Payments: littlepay_transaction_id missing from some fct_payments_rides_v2 rows
Closed this issue · 1 comments
Describe the bug
Captured by dbt tests reflected in Sentry issues #72503 and #72504 - a subset of rows in fct_payments_rides_v2 lack a value for littlepay_transaction_id
.
To Reproduce
The failing rows in question are almost entirely composed of payments from MST whose corresponding micropayments have a charge_type
value of pending_charge_fare
. Almost every micropayment with that charge_type
for that agency results in a fct_payments_rides_v2
row that isn't mapped to a littlepay_transaction_id
. These rows do map to valid littlepay_transaction_id
values in int_littlepay__cleaned_micropayment_device_transactions
, so the culprit is probably a disconnect somewhere in an adjacent stg/int model or in one of the joins within the fct_payments_rides_v2
model definition. Other agencies' micropayments rows with the same charge_type
value appear to map correctly, so comparing tables across agencies for presence/absence of different columns could be a good start.

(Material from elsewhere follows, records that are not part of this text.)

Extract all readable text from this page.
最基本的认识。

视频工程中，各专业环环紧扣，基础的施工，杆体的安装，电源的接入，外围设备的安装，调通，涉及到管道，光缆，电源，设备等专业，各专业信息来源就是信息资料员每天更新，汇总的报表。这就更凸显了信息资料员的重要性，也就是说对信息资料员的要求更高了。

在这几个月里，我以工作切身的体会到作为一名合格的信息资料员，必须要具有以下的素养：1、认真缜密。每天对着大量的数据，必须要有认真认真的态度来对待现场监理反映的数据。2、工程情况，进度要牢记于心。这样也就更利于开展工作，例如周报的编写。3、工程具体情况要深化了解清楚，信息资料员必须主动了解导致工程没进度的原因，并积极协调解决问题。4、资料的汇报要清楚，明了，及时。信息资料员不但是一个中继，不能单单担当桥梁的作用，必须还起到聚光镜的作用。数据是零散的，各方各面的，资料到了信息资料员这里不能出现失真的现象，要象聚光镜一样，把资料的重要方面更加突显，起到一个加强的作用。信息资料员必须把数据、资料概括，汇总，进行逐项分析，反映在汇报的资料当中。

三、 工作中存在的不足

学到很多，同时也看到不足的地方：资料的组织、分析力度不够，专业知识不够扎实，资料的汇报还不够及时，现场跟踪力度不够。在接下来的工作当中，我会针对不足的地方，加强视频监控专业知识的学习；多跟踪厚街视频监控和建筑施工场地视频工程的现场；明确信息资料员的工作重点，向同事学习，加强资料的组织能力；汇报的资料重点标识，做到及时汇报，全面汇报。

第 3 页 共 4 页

In addition to that identified pattern that accounts for most of the test failures, there are a handful of other rows in fct_payments_rides_v2
that lack a littlepay_transaction_id
value for other reasons. These may have to be treated individually - some may just be due to bad data or testing data.
Expected behavior
The fct_payments_rides_v2
model is intended to reflect a broader, perhaps less tightly controlled dataset than fct_aggregations
, so it is possible that a few rows could end up as true mysteries at the end of an investigation into these test failures. If so, the tests in question should likely be loosened with, say, a 0.99 threshold.
Investigation notes:
- A significant subset of the affected rows (98%) are caused by issue #647; these are rows that are specifically being dropped in
int_littlepay__cleaned_micropayment_device_transactions
but are subsequently being reintroduced intopayments_rides
. - All rows did originally have a transaction ID.
WITH problem_rows AS (SELECT *
FROM `cal-itp-data-infra.mart_payments.fct_payments_rides_v2`
WHERE littlepay_transaction_id IS NULL),
map AS (
SELECT *
FROM `cal-itp-data-infra.staging.stg_littlepay__micropayment_device_transactions`
),
cleaned AS (
SELECT *
FROM `cal-itp-data-infra.staging.int_littlepay__cleaned_micropayment_device_transactions`
),
compare AS (
SELECT
problem_rows.*,
map.littlepay_transaction_id AS original_lp_id,
cleaned.littlepay_transaction_id AS cleaned_lp_id
FROM problem_rows
LEFT JOIN map USING (micropayment_id)
LEFT JOIN cleaned USING (micropayment_id)
)
SELECT
original_lp_id IS NULL,
cleaned_lp_id IS NULL,
participant_id,
COUNT(*),
COUNT(DISTINCT compare.original_lp_id)
FROM compare
GROUP BY 1,2, 3
ORDER BY 4 DESC